As was Lena Dunham when she shot the dramatic season finale of Girls, in which she hacks away recklessly at her tresses without so much as a YouTube video to guide her hand. Dunham, in fact, has a sassy but ultimately very cute pixie cut.

I am convinced I am witnessing actual bad hair, however, when I see photos of Marion Cotillard from the Tokyo premiere of Rust and Bone sporting a weird bang that some beauty bloggers would speculate was designed to mimic the asymmetrical hemline of her Dior dress. She looks cool and quirky, befitting an actress known for taking on unconventional roles like a whale trainer-turned-double amputee.
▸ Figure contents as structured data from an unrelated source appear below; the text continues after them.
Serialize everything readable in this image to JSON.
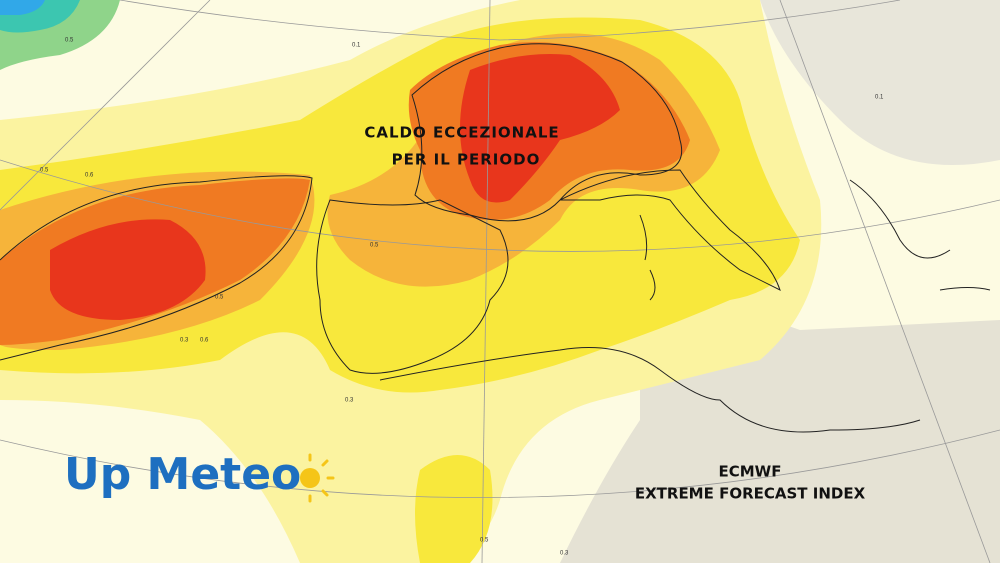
{
  "annotation": {
    "line1": "CALDO  ECCEZIONALE",
    "line2": "PER IL  PERIODO"
  },
  "logo": {
    "text": "Up Meteo"
  },
  "caption": {
    "line1": "ECMWF",
    "line2": "EXTREME FORECAST INDEX"
  },
  "contour_labels": [
    "0.5",
    "0.1",
    "0.5",
    "0.6",
    "0.5",
    "0.3",
    "0.6",
    "0.5",
    "0.1",
    "0.3",
    "0.5",
    "0.3"
  ]
}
But, according to Robert Vetica, Cotillard's longtime stylist, not only was the haircut not at all premeditated, it wasn't even real. "It's a clip-on piece," he tells me over the phone from Beverly Hills, where he recently opened a salon in the SLS Hotel and where you know women aren't beating a path to his door to pay hundreds of dollars to look like they cut their hair themselves. (An ad on his Facebook page vehemently declares, "A bad-hair day on your wedding day is not an option!") "And last year at the Met ball?" Vetica adds, referring to Cotillard's gnarly fringe. "That was a piece, too."

In all fairness, as Vetica points out, for women like Cotillard, such an extreme look can be a professional liability. Who knows? Her next big part could very well be a TriBeCa soccer mom. But there are plenty of women out there for whom a bad haircut is a badge of honor-and one they don't take off when the party is over.